The U.S. president Donald Trump’s fiscal 2018 budget request calls for a reduction in financial support to most federally funded, port-related programs, the American Association of Port Authorities (AAPA) said.

Among the budget proposals for next year is eliminating the U.S. Department of Transportation’s (USDOT) TIGER grants program, which last year awarded U.S. ports USD 61.8 million in multimodal infrastructure grants such as dock, rail and road improvements. Additionally, the Department of Homeland Security’s Port Security Grant Program (PSGP), which Congress last funded at USD 100 million and which provided 35 port security-related grants in fiscal 2017, would see funding reduced to USD 47.8 million – a 52 percent cut.

President Trump has also proposed cutting the overall Environmental Protection Agency’s (EPA) budget by 31 percent, while the EPA’s Diesel Emissions Reduction Act (DERA) grants would see an 83 percent reduction.

Authorized at USD 100 million, DERA grants are currently funded at USD 60 million, while Trump’s fiscal 2018 budget calls for USD 10 million in funding.

While the budget request calls for increasing the U.S. Army Corps of Engineers (Corps) funding by USD 400 million over the previous administration’s request of USD 4.6 billion, the request still represents a 16 percent decrease in the Corps budget when compared to the funds provided in the fiscal 2017 Omnibus, AAPA said.

The president’s budget estimates fiscal 2017 Harbor Maintenance Trust Fund (HMTF) expenditures will be USD 1.252 billion, and it targets fiscal 2018 funding at USD 965 million, a 23 percent reduction, according to AAPA.

On the other hand, AAPA said that it is encouraged by the Trump Administration’s recently announced major infrastructure initiative to support USD 1 trillion in infrastructure over 10 years, of which USD 200 billion would be in direct spending. Of that USD 200 billion, USD 5 billion is proposed for spending next year.

Over the next decade, AAPA is calling for USD 66 billion in federal funds for port-related infrastructure to ensure U.S. job creation, economic growth, safe and secure ports and tax fairness. On the waterside, AAPA recommends investing USD 33.8 billion to maintain and modernize deep-draft shipping channels, and USD 32.03 billion to build road and rail connections to ports and improve port facility infrastructure.

“While encouraged by the prospect of a sizable infrastructure investment program being considered, we’re concerned about the significant reductions proposed for fiscal 2018 in many of the programs critically important to ports, such as TIGER (Transportation Investment Generating Economic Recovery) discretionary grants, HMTF (Harbor Maintenance Trust Fund) outlays, port security grants, and assistance in reducing diesel emissions,” AAPA president and CEO Kurt Nagle said.

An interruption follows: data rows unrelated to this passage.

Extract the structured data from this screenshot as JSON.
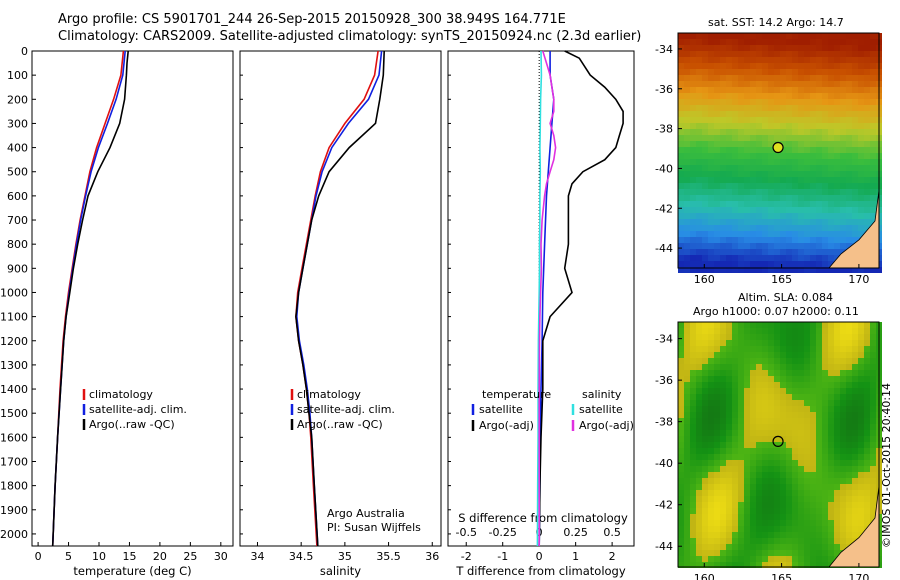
{
  "header": {
    "line1": "Argo profile: CS 5901701_244 26-Sep-2015 20150928_300 38.949S 164.771E",
    "line2": "Climatology: CARS2009. Satellite-adjusted climatology: synTS_20150924.nc (2.3d earlier)"
  },
  "colors": {
    "clim": "#e01010",
    "sat": "#1020e0",
    "argo": "#000000",
    "cyan": "#30e0e0",
    "magenta": "#e030e0"
  },
  "depth_ticks": [
    0,
    100,
    200,
    300,
    400,
    500,
    600,
    700,
    800,
    900,
    1000,
    1100,
    1200,
    1300,
    1400,
    1500,
    1600,
    1700,
    1800,
    1900,
    2000
  ],
  "chart_data": [
    {
      "type": "line",
      "panel": "temperature",
      "xlabel": "temperature (deg C)",
      "xlim": [
        -1,
        32
      ],
      "ylim": [
        2050,
        0
      ],
      "xticks": [
        0,
        5,
        10,
        15,
        20,
        25,
        30
      ],
      "legend": [
        "climatology",
        "satellite-adj. clim.",
        "Argo(..raw -QC)"
      ],
      "series": [
        {
          "name": "climatology",
          "depth": [
            0,
            100,
            200,
            300,
            400,
            500,
            600,
            700,
            800,
            900,
            1000,
            1100,
            1200,
            1400,
            1600,
            1800,
            2050
          ],
          "values": [
            14.0,
            13.6,
            12.4,
            11.0,
            9.6,
            8.5,
            7.7,
            6.9,
            6.2,
            5.6,
            5.0,
            4.5,
            4.1,
            3.6,
            3.2,
            2.8,
            2.4
          ]
        },
        {
          "name": "satellite-adj. clim.",
          "depth": [
            0,
            100,
            200,
            300,
            400,
            500,
            600,
            700,
            800,
            900,
            1000,
            1100,
            1200,
            1400,
            1600,
            1800,
            2050
          ],
          "values": [
            14.3,
            13.9,
            12.8,
            11.4,
            9.9,
            8.7,
            7.8,
            7.0,
            6.3,
            5.7,
            5.1,
            4.6,
            4.2,
            3.7,
            3.2,
            2.8,
            2.4
          ]
        },
        {
          "name": "Argo(..raw -QC)",
          "depth": [
            0,
            50,
            100,
            200,
            300,
            400,
            500,
            600,
            700,
            800,
            900,
            1000,
            1100,
            1200,
            1400,
            1600,
            1800,
            2050
          ],
          "values": [
            14.8,
            14.6,
            14.5,
            14.2,
            13.4,
            11.8,
            9.8,
            8.2,
            7.3,
            6.5,
            5.8,
            5.2,
            4.6,
            4.2,
            3.7,
            3.2,
            2.8,
            2.4
          ]
        }
      ]
    },
    {
      "type": "line",
      "panel": "salinity",
      "xlabel": "salinity",
      "xlim": [
        33.8,
        36.1
      ],
      "ylim": [
        2050,
        0
      ],
      "xticks": [
        34,
        34.5,
        35,
        35.5,
        36
      ],
      "legend": [
        "climatology",
        "satellite-adj. clim.",
        "Argo(..raw -QC)"
      ],
      "series": [
        {
          "name": "climatology",
          "depth": [
            0,
            100,
            200,
            300,
            400,
            500,
            600,
            700,
            800,
            900,
            1000,
            1100,
            1200,
            1300,
            1400,
            1500,
            1600,
            1800,
            2050
          ],
          "values": [
            35.38,
            35.34,
            35.22,
            35.0,
            34.82,
            34.72,
            34.66,
            34.61,
            34.56,
            34.51,
            34.46,
            34.44,
            34.47,
            34.52,
            34.56,
            34.59,
            34.61,
            34.64,
            34.68
          ]
        },
        {
          "name": "satellite-adj. clim.",
          "depth": [
            0,
            100,
            200,
            300,
            400,
            500,
            600,
            700,
            800,
            900,
            1000,
            1100,
            1200,
            1300,
            1400,
            1500,
            1600,
            1800,
            2050
          ],
          "values": [
            35.42,
            35.39,
            35.27,
            35.04,
            34.85,
            34.74,
            34.67,
            34.62,
            34.57,
            34.52,
            34.47,
            34.45,
            34.48,
            34.53,
            34.57,
            34.6,
            34.62,
            34.65,
            34.69
          ]
        },
        {
          "name": "Argo(..raw -QC)",
          "depth": [
            0,
            100,
            200,
            300,
            400,
            500,
            600,
            700,
            800,
            900,
            1000,
            1100,
            1200,
            1300,
            1400,
            1500,
            1600,
            1800,
            2050
          ],
          "values": [
            35.45,
            35.44,
            35.4,
            35.35,
            35.05,
            34.82,
            34.7,
            34.62,
            34.57,
            34.52,
            34.47,
            34.44,
            34.47,
            34.52,
            34.56,
            34.59,
            34.62,
            34.65,
            34.69
          ]
        }
      ],
      "annotation": [
        "Argo Australia",
        "PI: Susan Wijffels"
      ]
    },
    {
      "type": "line",
      "panel": "differences",
      "xlabel": "T difference from climatology",
      "xlabel_top": "S difference from climatology",
      "xlim": [
        -2.5,
        2.6
      ],
      "ylim": [
        2050,
        0
      ],
      "xticks": [
        -2,
        -1,
        0,
        1,
        2
      ],
      "xticks_top": [
        -0.5,
        -0.25,
        0,
        0.25,
        0.5
      ],
      "xlim_top": [
        -0.625,
        0.65
      ],
      "legend_left_title": "temperature",
      "legend_right_title": "salinity",
      "legend": [
        "satellite",
        "Argo(-adj)",
        "satellite",
        "Argo(-adj)"
      ],
      "series": [
        {
          "name": "satellite",
          "quantity": "temperature",
          "depth": [
            0,
            50,
            100,
            200,
            300,
            400,
            500,
            600,
            800,
            1000,
            1200,
            1400,
            1600,
            1800,
            2050
          ],
          "values": [
            0.3,
            0.3,
            0.3,
            0.4,
            0.35,
            0.3,
            0.25,
            0.2,
            0.15,
            0.1,
            0.08,
            0.05,
            0.03,
            0.02,
            0.0
          ]
        },
        {
          "name": "Argo(-adj)",
          "quantity": "temperature",
          "depth": [
            0,
            30,
            100,
            150,
            200,
            250,
            300,
            350,
            400,
            450,
            500,
            550,
            600,
            700,
            800,
            900,
            1000,
            1100,
            1200,
            1400,
            1600,
            1800,
            2050
          ],
          "values": [
            0.7,
            1.1,
            1.4,
            1.8,
            2.1,
            2.3,
            2.3,
            2.2,
            2.1,
            1.8,
            1.2,
            0.9,
            0.8,
            0.8,
            0.8,
            0.7,
            0.9,
            0.3,
            0.1,
            0.1,
            0.05,
            0.02,
            0.0
          ]
        },
        {
          "name": "satellite",
          "quantity": "salinity",
          "depth": [
            0,
            100,
            200,
            300,
            400,
            500,
            600,
            700,
            800,
            900,
            1000,
            1200,
            1400,
            1600,
            1800,
            2050
          ],
          "values": [
            0.05,
            0.06,
            0.04,
            0.03,
            0.02,
            0.03,
            0.02,
            0.02,
            0.01,
            0.01,
            0.0,
            -0.02,
            -0.03,
            -0.03,
            -0.04,
            -0.05
          ]
        },
        {
          "name": "Argo(-adj)",
          "quantity": "salinity",
          "depth": [
            0,
            50,
            100,
            150,
            200,
            250,
            300,
            350,
            400,
            450,
            500,
            550,
            600,
            700,
            800,
            900,
            1000,
            1100,
            1200,
            1400,
            1600,
            1800,
            2050
          ],
          "values": [
            0.1,
            0.2,
            0.3,
            0.35,
            0.4,
            0.4,
            0.3,
            0.4,
            0.45,
            0.4,
            0.3,
            0.2,
            0.15,
            0.08,
            0.05,
            0.06,
            0.04,
            0.02,
            0.01,
            0.0,
            0.0,
            0.0,
            0.0
          ]
        }
      ]
    },
    {
      "type": "heatmap",
      "panel": "map-sst",
      "title": "sat. SST: 14.2 Argo: 14.7",
      "xticks": [
        160,
        165,
        170
      ],
      "yticks": [
        -34,
        -36,
        -38,
        -40,
        -42,
        -44
      ],
      "xlim": [
        158.3,
        171.3
      ],
      "ylim": [
        -45,
        -33.2
      ],
      "marker": {
        "lon": 164.771,
        "lat": -38.949
      }
    },
    {
      "type": "heatmap",
      "panel": "map-sla",
      "title": [
        "Altim. SLA: 0.084",
        "Argo h1000: 0.07 h2000: 0.11"
      ],
      "xticks": [
        160,
        165,
        170
      ],
      "yticks": [
        -34,
        -36,
        -38,
        -40,
        -42,
        -44
      ],
      "xlim": [
        158.3,
        171.3
      ],
      "ylim": [
        -45,
        -33.2
      ],
      "marker": {
        "lon": 164.771,
        "lat": -38.949
      }
    }
  ],
  "footer": {
    "stamp": "©IMOS 01-Oct-2015 20:40:14"
  }
}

”The port industry has identified a need of $66 billion in federal investments to port-related infrastructure over that time. Ports and their private sector partners plan to invest $155 billion over the next five years alone in port facility infrastructure, and it’s vital that supporting federal investments be made, primarily to improve the waterside and landside connections to our nation’s ports.”